Morgan Stanley seeks to exclude the following shareholder proposal submitted on behalf of the Comptroller of the City of New York as custodian and a trustee of several pension funds from its upcoming proxy statement:
“RESOLVED, that shareholders of Morgan Stanley (the “Company”) urge the Compensation Committee (the “Committee”) of the board of directors to strengthen the Company’s compensation clawback policy, as applied to senior executives, by:
- Providing that failure to appropriately manage or monitor an employee who engaged in “conduct detrimental to the Company” (as determined by the Committee) or conduct constituting “cause” for termination will support recovery of compensation; and
- Requiring disclosure in a filing on Form 8-K of any decision by the Committee or full board on whether or not to exercise the Company’s right to recover any particular award of compensation.
These amendments should operate prospectively and be implemented in a way that does not violate any contract, compensation plan, law or regulation.
“Recovery” of compensation includes cancellation, forfeiture and recapture.
“Conduct detrimental to the Company” includes causing a significant financial loss or other reputational harm to the Company or one of its businesses.”
Morgan Stanley seeks to exclude the proposal because:
- the proponents have submitted more than one proposal;
- the company has already substantially implemented the Proposal;
- the proposal is impermissibly vague and indefinite so as to be misleading in violation of Rule 14a-9; and
- the proposal deals with matters relating to the ordinary business operations of the Company.
The Company notes that although the proposal is in the form of a single submission, it consists of multiple parts.

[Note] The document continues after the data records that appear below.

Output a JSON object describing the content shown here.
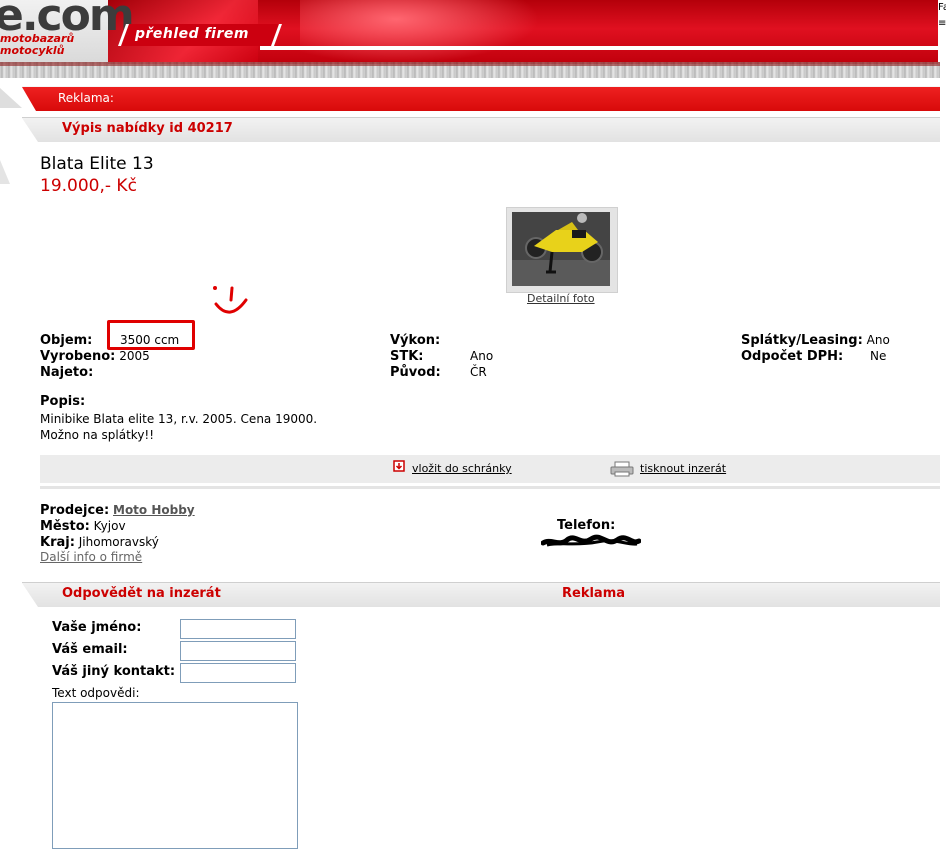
{
  "header": {
    "logo_text": "e.com",
    "logo_sub_1": "motobazarů",
    "logo_sub_2": "motocyklů",
    "nav_tab_label": "přehled firem",
    "edge_text_1": "Fa",
    "edge_text_2": "≡"
  },
  "reklama": {
    "label": "Reklama:"
  },
  "offer_section": {
    "title": "Výpis nabídky id 40217"
  },
  "listing": {
    "title": "Blata Elite 13",
    "price": "19.000,- Kč",
    "photo_link": "Detailní foto"
  },
  "specs": {
    "objem_label": "Objem:",
    "objem_value": "3500 ccm",
    "vyrobeno_label": "Vyrobeno:",
    "vyrobeno_value": "2005",
    "najeto_label": "Najeto:",
    "najeto_value": "",
    "vykon_label": "Výkon:",
    "vykon_value": "",
    "stk_label": "STK:",
    "stk_value": "Ano",
    "puvod_label": "Původ:",
    "puvod_value": "ČR",
    "splatky_label": "Splátky/Leasing:",
    "splatky_value": "Ano",
    "odpocet_label": "Odpočet DPH:",
    "odpocet_value": "Ne"
  },
  "popis": {
    "label": "Popis:",
    "line1": "Minibike Blata elite 13, r.v. 2005. Cena 19000.",
    "line2": "Možno na splátky!!"
  },
  "actions": {
    "save_label": "vložit do schránky",
    "print_label": "tisknout inzerát"
  },
  "seller": {
    "prodejce_label": "Prodejce:",
    "prodejce_value": "Moto Hobby",
    "mesto_label": "Město:",
    "mesto_value": "Kyjov",
    "kraj_label": "Kraj:",
    "kraj_value": "Jihomoravský",
    "more_link": "Další info o firmě",
    "telefon_label": "Telefon:"
  },
  "reply_section": {
    "title": "Odpovědět na inzerát",
    "ad_title": "Reklama",
    "name_label": "Vaše jméno:",
    "email_label": "Váš email:",
    "contact_label": "Váš jiný kontakt:",
    "text_label": "Text odpovědi:",
    "name_value": "",
    "email_value": "",
    "contact_value": "",
    "text_value": ""
  },
  "colors": {
    "accent_red": "#cc0000",
    "header_red": "#e01020",
    "bar_gray": "#e6e6e6",
    "annotation_red": "#e00000"
  }
}
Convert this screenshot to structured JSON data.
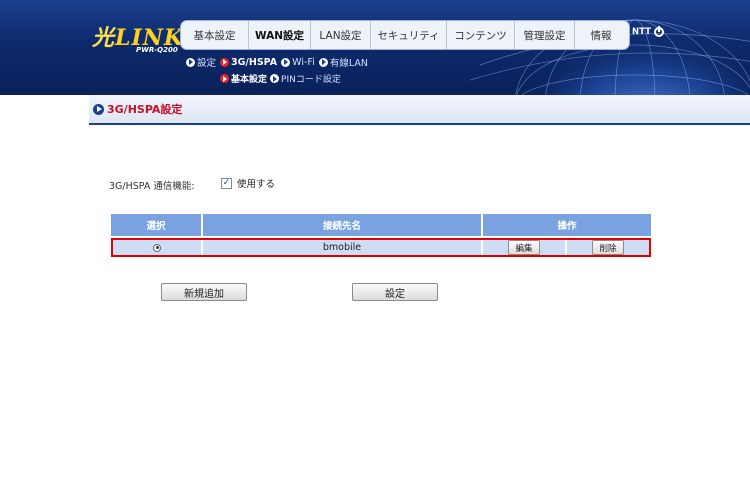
{
  "header": {
    "logo_text": "LINK",
    "logo_mark": "光",
    "model": "PWR-Q200",
    "brand": "NTT"
  },
  "nav": {
    "items": [
      "基本設定",
      "WAN設定",
      "LAN設定",
      "セキュリティ",
      "コンテンツ",
      "管理設定",
      "情報"
    ],
    "active": "WAN設定"
  },
  "subnav": {
    "items": [
      "設定",
      "3G/HSPA",
      "Wi-Fi",
      "有線LAN"
    ],
    "active": "3G/HSPA"
  },
  "subnav2": {
    "items": [
      "基本設定",
      "PINコード設定"
    ],
    "active": "基本設定"
  },
  "page": {
    "title": "3G/HSPA設定",
    "function_label": "3G/HSPA 通信機能:",
    "use_label": "使用する",
    "use_checked": "✓"
  },
  "table": {
    "headers": [
      "選択",
      "接続先名",
      "操作"
    ],
    "rows": [
      {
        "name": "bmobile",
        "edit": "編集",
        "delete": "削除"
      }
    ]
  },
  "buttons": {
    "add": "新規追加",
    "apply": "設定"
  },
  "colors": {
    "header_bg": "#0d2a6b",
    "title_red": "#c8102e",
    "table_header": "#7aa2e0",
    "row_bg": "#cfdcf5",
    "highlight": "#e00000"
  }
}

The proposal urges, first, that the Company’s clawback policy provide that certain failures of management or monitoring will support recovery of compensation and, second, that disclosure on Form 8-K be required for any decision by the Compensation, Management Development and Succession Committee or full board of directors on whether or not to exercise the Company’s right to recover any particular award of compensation.
The Company also argues it has established clawback provisions and procedures that permit recovery in these circumstances. Therefore the proposal has already been implemented.
Finally the Company believes the proposal is vague and indefinite. It is unclear from the proposal whether the proponents are requesting that the Company “strengthen” its current clawback policy by (i) modifying its current policies to include a supervisory element or (ii) creating a new clawback policy separate and distinct from the clawback policies of the Company that are currently in place.